CLI output often contains timestamps, temp paths, PIDs, and version strings that change between runs. reg-rs provides two mechanisms to handle this.

--preprocess (-P): Pipe stdout/stderr through a shell command before diffing:

# Mask temp directory paths (macOS resolves /tmp to /private/var/...)
adrg my_test 'my_tool run' \
  -P "sed 's|/tmp/[^ ]*|<TMPDIR>|g; s|/private/var/[^ ]*|<TMPDIR>|g'"

--diff-mode (-M): Built-in normalization for common formats:

# JSON: sorts keys and pretty-prints before diffing
adrg api_test 'curl -s localhost:8080/status' -M json

# Lines-unordered: sorts lines before diffing
adrg completions 'mytool complete commands' -M lines-unordered

Command Timeouts

Interactive CLIs that prompt for input will hang indefinitely in non-interactive shells. The --timeout flag (in seconds) makes them fail fast:

adrg pjmai_help 'pjmai-rs --help' --timeout 10

Self-Documenting Tests

Tests can carry their own documentation, stored in the .rgt file:

adrg pjmai_help 'pjmai-rs --help' --timeout 10 \
  --desc "Verifies help text is stable" \
  --expects "Standard clap help output" \
  --flaky-note "None - deterministic"

These metadata fields appear in failure reports at -vv verbosity and are consumed by the analyze subcommand for AI-powered triage.

Parallel Execution

The --parallel flag runs all matching tests concurrently, one thread per test:

rnrg pjmai --parallel

Each test has its own independent files, so there are no concurrency conflicts.

Testing Binary Output

Not all CLI tools produce text. favicon generates PNG and ICO images—binary output where line diffs are meaningless. The subject study documents approaches including SHA-256 checksums, base64 encoding, and hybrid strategies for visual comparison.

AI Features

Several AI features are implemented (not just planned).

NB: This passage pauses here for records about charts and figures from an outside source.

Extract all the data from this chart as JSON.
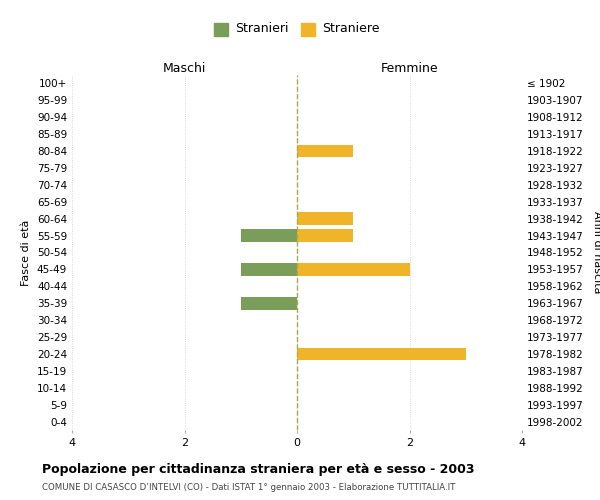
{
  "age_groups": [
    "100+",
    "95-99",
    "90-94",
    "85-89",
    "80-84",
    "75-79",
    "70-74",
    "65-69",
    "60-64",
    "55-59",
    "50-54",
    "45-49",
    "40-44",
    "35-39",
    "30-34",
    "25-29",
    "20-24",
    "15-19",
    "10-14",
    "5-9",
    "0-4"
  ],
  "birth_years": [
    "≤ 1902",
    "1903-1907",
    "1908-1912",
    "1913-1917",
    "1918-1922",
    "1923-1927",
    "1928-1932",
    "1933-1937",
    "1938-1942",
    "1943-1947",
    "1948-1952",
    "1953-1957",
    "1958-1962",
    "1963-1967",
    "1968-1972",
    "1973-1977",
    "1978-1982",
    "1983-1987",
    "1988-1992",
    "1993-1997",
    "1998-2002"
  ],
  "maschi": [
    0,
    0,
    0,
    0,
    0,
    0,
    0,
    0,
    0,
    1,
    0,
    1,
    0,
    1,
    0,
    0,
    0,
    0,
    0,
    0,
    0
  ],
  "femmine": [
    0,
    0,
    0,
    0,
    1,
    0,
    0,
    0,
    1,
    1,
    0,
    2,
    0,
    0,
    0,
    0,
    3,
    0,
    0,
    0,
    0
  ],
  "maschi_color": "#7a9e5a",
  "femmine_color": "#f0b429",
  "background_color": "#ffffff",
  "grid_color": "#cccccc",
  "center_line_color": "#aaa855",
  "xlim": 4,
  "title": "Popolazione per cittadinanza straniera per età e sesso - 2003",
  "subtitle": "COMUNE DI CASASCO D’INTELVI (CO) - Dati ISTAT 1° gennaio 2003 - Elaborazione TUTTITALIA.IT",
  "ylabel_left": "Fasce di età",
  "ylabel_right": "Anni di nascita",
  "legend_maschi": "Stranieri",
  "legend_femmine": "Straniere",
  "maschi_label": "Maschi",
  "femmine_label": "Femmine",
  "xtick_labels": [
    "4",
    "2",
    "0",
    "2",
    "4"
  ]
}
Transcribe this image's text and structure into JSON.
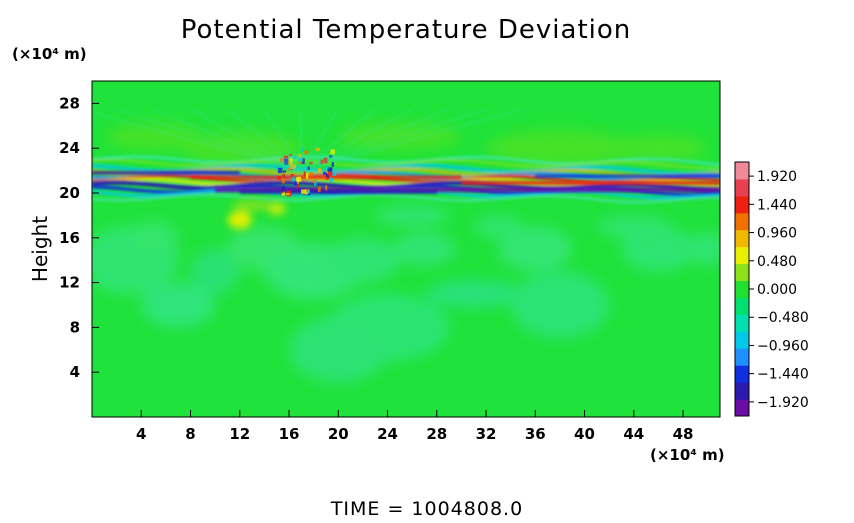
{
  "chart_data": {
    "type": "heatmap",
    "title": "Potential Temperature Deviation",
    "ylabel": "Height",
    "y_unit": "(×10⁴ m)",
    "x_unit": "(×10⁴ m)",
    "xlim": [
      0,
      51
    ],
    "ylim": [
      0,
      30
    ],
    "x_ticks": [
      4,
      8,
      12,
      16,
      20,
      24,
      28,
      32,
      36,
      40,
      44,
      48
    ],
    "y_ticks": [
      4,
      8,
      12,
      16,
      20,
      24,
      28
    ],
    "colorbar": {
      "min": -2.16,
      "max": 2.16,
      "ticks": [
        "1.920",
        "1.440",
        "0.960",
        "0.480",
        "0.000",
        "−0.480",
        "−0.960",
        "−1.440",
        "−1.920"
      ],
      "colors": [
        "#6a0da8",
        "#2a1ab0",
        "#1030e0",
        "#1e90ff",
        "#00c8e8",
        "#00e0b0",
        "#00e070",
        "#20e030",
        "#8ce21a",
        "#e8f000",
        "#f0b800",
        "#f07000",
        "#ee2010",
        "#e84050",
        "#f08a9a"
      ]
    },
    "background_color": "#1fe23a",
    "features": [
      {
        "name": "dark band",
        "x_range": [
          0,
          51
        ],
        "y": 20.5,
        "value": -1.92
      },
      {
        "name": "positive band",
        "x_range": [
          0,
          51
        ],
        "y": 21.2,
        "value": 1.92
      },
      {
        "name": "disturbance",
        "x": 17,
        "y_range": [
          20,
          24
        ],
        "value": 1.44
      },
      {
        "name": "warm blob",
        "x": 12,
        "y": 17.5,
        "value": 0.96
      }
    ],
    "footer": "TIME = 1004808.0"
  }
}
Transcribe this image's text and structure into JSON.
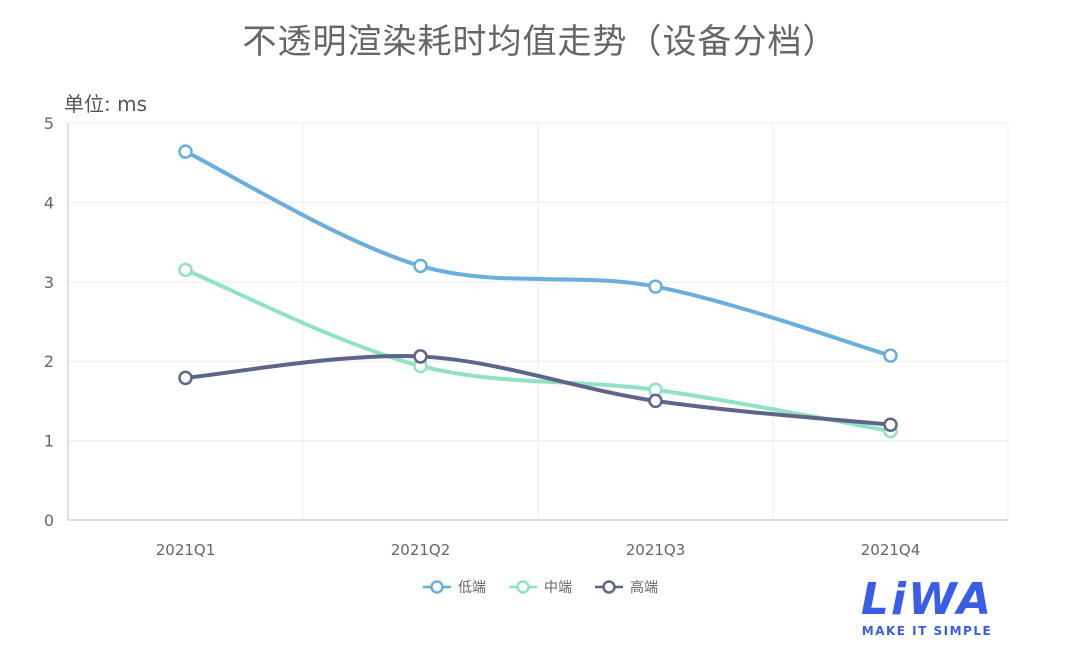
{
  "chart_data": {
    "type": "line",
    "title": "不透明渲染耗时均值走势（设备分档）",
    "ylabel": "单位: ms",
    "xlabel": "",
    "categories": [
      "2021Q1",
      "2021Q2",
      "2021Q3",
      "2021Q4"
    ],
    "ylim": [
      0,
      5
    ],
    "yticks": [
      0,
      1,
      2,
      3,
      4,
      5
    ],
    "grid": true,
    "smooth": true,
    "legend_position": "bottom",
    "series": [
      {
        "name": "低端",
        "values": [
          4.64,
          3.2,
          2.94,
          2.07
        ],
        "color": "#6aaede"
      },
      {
        "name": "中端",
        "values": [
          3.15,
          1.94,
          1.64,
          1.12
        ],
        "color": "#8fe3c3"
      },
      {
        "name": "高端",
        "values": [
          1.79,
          2.06,
          1.5,
          1.2
        ],
        "color": "#5f6589"
      }
    ]
  },
  "logo": {
    "mark": "LiWA",
    "tagline": "MAKE IT SIMPLE"
  }
}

All require ANTHROPIC_API_KEY.

AI-Powered Test Creation (`--describe`)

Describe what you want to test in natural language instead of writing the shell command:

reg-rs create -t status -D "show git status of current directory"
# AI generates: git status

Add --context (-C) to feed the AI existing help text for better command generation:

reg-rs create -t pjmai_list \
  -D "test the list subcommand with no projects" \
  -C "pjmai-rs --help"

AI Failure Analysis (`analyze`)

When tests fail, the analyze subcommand sends the original output, latest output, and diff to Claude for triage:

reg-rs analyze -p my_failing_test

It classifies failures as true regressions, flaky tests, environmental changes, or stale baselines—helping you decide whether to investigate or rebase.

Getting Started

Clone and build:

git clone https://github.com/sw-cli-tools/reg-rs.git
cd reg-rs
cargo build --release

Set up aliases:

source bin/source-rg.sh

Create your first test:

adrg hello 'echo hello world'
rnrg hello
lsrg hello

References

Resource	Link
reg-rs Repository	github.com/sw-cli-tools/reg-rs
User Guide	docs/user-guide.md
Subject Study	Testing CLI tools with reg-rs
PRD	Product Requirements

Historical Context

Era	Resource	Notes
2000	Forte Software / Sun	regress was an internal C/C++ regression testing tool
2000s	jregress	Clean-room Java implementation at Sun Microsystems
2010	Oracle acquires Sun	jregress continues in use internally
2020	rtt1	Private Rust implementation, learning project
2026	reg-rs	Open-sourced fork under MIT license

The best test is the one that catches the change nobody expected. Regression testing has been doing that for decades—now with better tools.